Klassieke tekenen van verslaving
Fysiologische tekenen van verslaving zoals tolerantie en terugtrekking zijn belangrijke kenmerken van SUD, en de presentatie van dergelijke verschijnselen in gedragsverslavingen zou gedeelde onderliggende neuroadaptieve of psychopathologische processen impliceren. Er is echter nog steeds weinig bewijs dat dergelijke kenmerken aantoont in gedragsverslavingen.

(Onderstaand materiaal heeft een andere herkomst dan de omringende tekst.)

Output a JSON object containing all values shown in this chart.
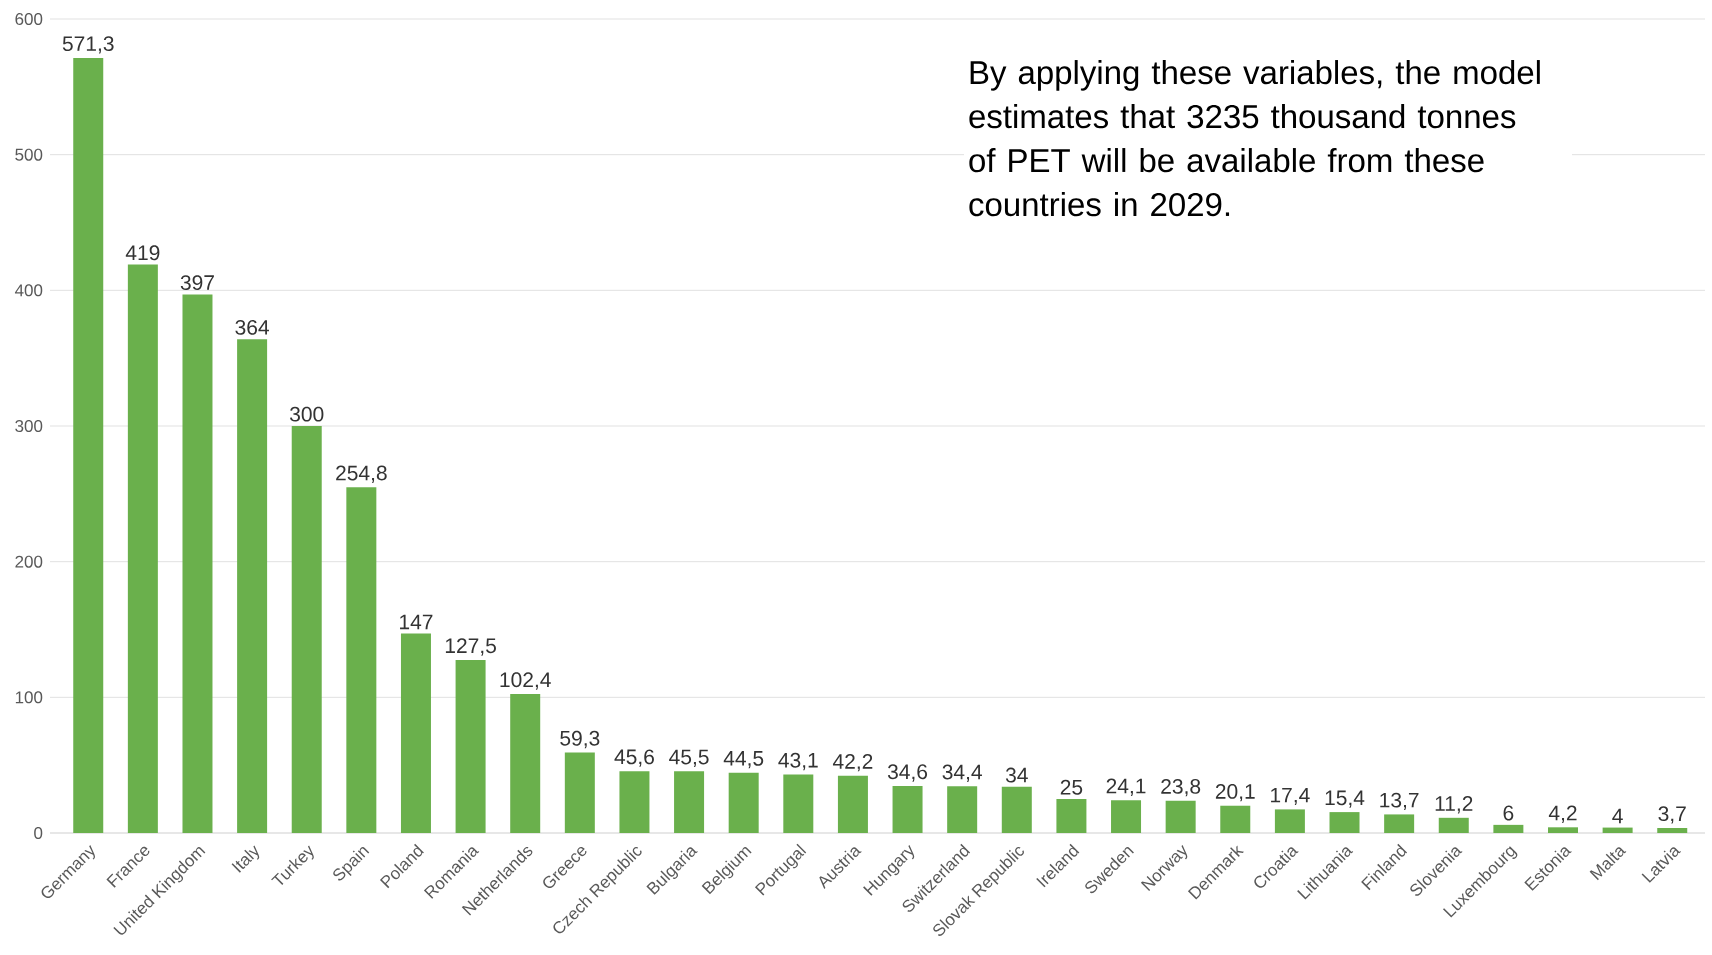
{
  "chart_data": {
    "type": "bar",
    "categories": [
      "Germany",
      "France",
      "United Kingdom",
      "Italy",
      "Turkey",
      "Spain",
      "Poland",
      "Romania",
      "Netherlands",
      "Greece",
      "Czech Republic",
      "Bulgaria",
      "Belgium",
      "Portugal",
      "Austria",
      "Hungary",
      "Switzerland",
      "Slovak Republic",
      "Ireland",
      "Sweden",
      "Norway",
      "Denmark",
      "Croatia",
      "Lithuania",
      "Finland",
      "Slovenia",
      "Luxembourg",
      "Estonia",
      "Malta",
      "Latvia"
    ],
    "values": [
      571.3,
      419,
      397,
      364,
      300,
      254.8,
      147,
      127.5,
      102.4,
      59.3,
      45.6,
      45.5,
      44.5,
      43.1,
      42.2,
      34.6,
      34.4,
      34,
      25,
      24.1,
      23.8,
      20.1,
      17.4,
      15.4,
      13.7,
      11.2,
      6,
      4.2,
      4,
      3.7
    ],
    "value_labels": [
      "571,3",
      "419",
      "397",
      "364",
      "300",
      "254,8",
      "147",
      "127,5",
      "102,4",
      "59,3",
      "45,6",
      "45,5",
      "44,5",
      "43,1",
      "42,2",
      "34,6",
      "34,4",
      "34",
      "25",
      "24,1",
      "23,8",
      "20,1",
      "17,4",
      "15,4",
      "13,7",
      "11,2",
      "6",
      "4,2",
      "4",
      "3,7"
    ],
    "color": "#6ab04c",
    "ylim": [
      0,
      600
    ],
    "yticks": [
      0,
      100,
      200,
      300,
      400,
      500,
      600
    ],
    "grid": "y",
    "annotations": [
      "By applying these variables, the model estimates that 3235 thousand tonnes of PET will be available from these countries in 2029."
    ]
  }
}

Enig overtuigend bewijs komt van PG-studies, met name van tolerantie, terugtrekking, begeerte, verminderde controle en verstoring van belangrijke (persoonlijke, familiale en / of beroepsgerichte) activiteitens [7]. Personen met PG ervaren ontwenningsverschijnselen (waaronder rusteloosheid, hoofdpijn en prikkelbaarheid) [27, 28], op vergelijkbare niveaus als personen met een alcoholgebruiksstoornis (AUD) [27 Ook meldde 91% van een steekproef van 222 PG die gokgewoonten vertraagden of stopten, "hunkeren" die niet gerelateerd waren aan comorbide alcohol- of drugsgebruik [28]. Hunkeren naar PG [29] kan geassocieerd zijn met depressie [30], mogelijk suggererend een invloed van negatieve versterking, een proces dat vaak wordt gesuggereerd als basis voor verslaving aan drugs [31]. In termen van tolerantie tonen personen met PG veranderingen in hartslagreacties op gokactiviteiten [32] en rapporteer stijgende niveaus van gokken of inzet in de loop van de tijd [27]. Dit laatste effect hield verband met een doel om de kansen om te winnen te vergroten in plaats van het verhogen of behouden van opwindingsniveaus [27], wat suggereert dat motivationele oriëntatie in deze groep kan verschillen van SUD.
Er is ook enig bewijs van tolerantie, terugtrekking en familiale en sociale problemen bij adolescenten die voldoen aan criteria voor internetgerelateerde verslaving in vergelijking met niet-verslaafde leeftijdsgenoten [33]. SElf-gerapporteerde metingen van tolerantie en intrekking geassocieerd met internetgebruik bij universiteitsoudsten lijken hoger te zijn in degenen die betrokken zijn bij sociaal functioneren online [34]. Er is echter zeker meer empirisch bewijs in deze groep [35]. Implicatie van tolerantie en terugtrekking in BED blijft grotendeels anekdotisch [36]; echter, een recente studie toonde aan dat ongeveer de helft van een steekproef van 81 zwaarlijvige BED-patiënten criteria voldeed voor tolerantie- en ontwenningsverschijnselen op de schaal van de voedselverslavingsschaal van Yale [37], wat mogelijke subgroepen met verschillende ernst suggereert.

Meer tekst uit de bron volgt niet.